Cirque médiatique

Pas une semaine ne passe sans que le cirque médiatique ne charrie son lot de « clashes », de « dérapages » et autres « bad buzz », selon le vocabulaire désormais consacré, tant ce type d’épisodes l’alimentent et le font vivre, comme le mois de septembre l’a encore montré au gré des « polémiques » Zemmour, Campion ou Bastié.
Dans leur course à la provocation et à la surenchère, les animateurs-producteurs, indifférents à ce qui se dit sur leurs plateaux, se préoccupent d’abord de capter l’audience. Le groupe Bolloré ne s’y trompe pas, lui qui a capitalisé sur les dernières outrances d’Éric Zemmour en feuilletonnant la polémique jusqu’à plus soif sur les différentes chaînes en sa possession (C8, CNews, CStar et Canal+), comme le signalait Arrêt sur images.

La financiarisation du paysage médiatique, son extrême concentration et la concurrence inter-médias qui en résulte expliquent, en partie, la circulation circulaire de ces polémiques à répétition.
Pour arracher quelques dixièmes de points d’audimat et capter les intérêts publicitaires associés, les médias dominants commentent en boucle ce qui se dit chez le voisin, en invitant un Zemmour à présenter son dernier ouvrage (16 invitations entre le 7 et le 23 sept.) voire en consacrant des émissions entières à ses « dérapages » en compagnie de « dérapeurs » de la même trempe ou… de lui-même.
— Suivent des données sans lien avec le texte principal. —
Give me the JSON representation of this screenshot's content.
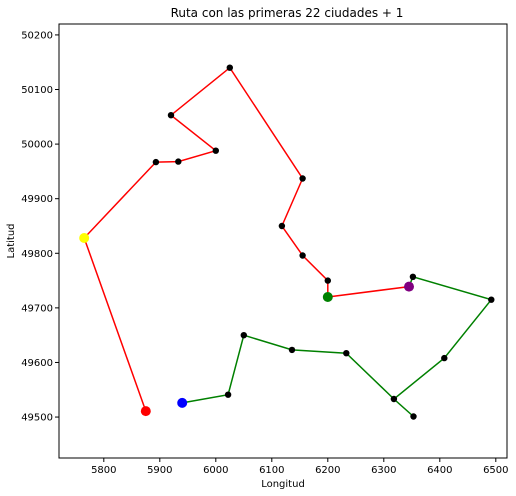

Le formatage des émissions de télé – service public comme secteur privé – repose sur les mêmes ressorts : de faux débats, surchargés en invités et fondés sur le principe d’échanges « vifs », nécessitant un vivier de « bons clients médiatiques », disponibles à toute heure pour s’exprimer sur n’importe quel sujet, avec une prime au « franc-parler ».

Cadrant particulièrement bien avec ce portrait-robot, une poignée de professionnels de la polémique représentant un nuancier de la droite réactionnaire et extrême se répartissent les fauteuils à la télévision et à la radio : Charlotte d’Ornellas (Valeurs actuelles) a son rond de serviette dans « 28 minutes » sur Arte, dans « L’heure des pros » sur CNews, et est régulièrement invitée chez Ardisson, ou Gilles William Goldnadel (Valeurs actuelles, Le Figarovox) est chroniqueur permanent. Ivan Rioufol (Le Figaro) et Élisabeth Lévy (Causeur) bénéficient eux aussi des faveurs de Pascal Praud ou de David Pujadas sur LCI, comme Jean-Claude Dassier (Valeurs actuelles), régulièrement invité par Laurence Ferrari sur CNews. Éric Brunet quant à lui anime des émissions sur RMC et BFM-TV, tandis que Charles Consigny, ex-« grande gueule », est désormais confortablement installé chaque samedi chez Ruquier (France 2).

Face à un tel système, répondre par la censure individuelle semble vain : selon quels critères ? Qui pour décider ? Et pour quels effets? Le problème n’est pas ce que ces idéologues pensent ou disent, mais leur surreprésentation
dans les grands médias (en plus de leurs médias respectifs) pour venir commenter l’actualité sous l’étiquette trompeuse de simples « chroniqueurs » ou « éditorialistes ».
Une surreprésentation qui nourrit la dépolitisation de la politique au profit du sensationnalisme d’une part, et, d’autre part, la promotion des thèmes chers à l’extrême droite (sécurité, identité nationale, immigration, islam) dont les plateaux « discutent » en restreignant le périmètre des réponses qui y sont apportées. Et surtout sans qu’il soit possible de remettre en cause le cadrage même de ces thèmes, )à fortiori pour leur substituer d’autres questions, notamment sociales.

Tant que cet ordre médiatique ne sera pas radicalement remis en cause et donc posé comme une question politique, on aura beau sortir tous les Zemmour qu’on voudra par la porte, d’autres reviendront instantanément par la fenêtre.

Édito de Médiacritique(s), magazine trimestriel d’Acrimed de octobre-décembre 2018.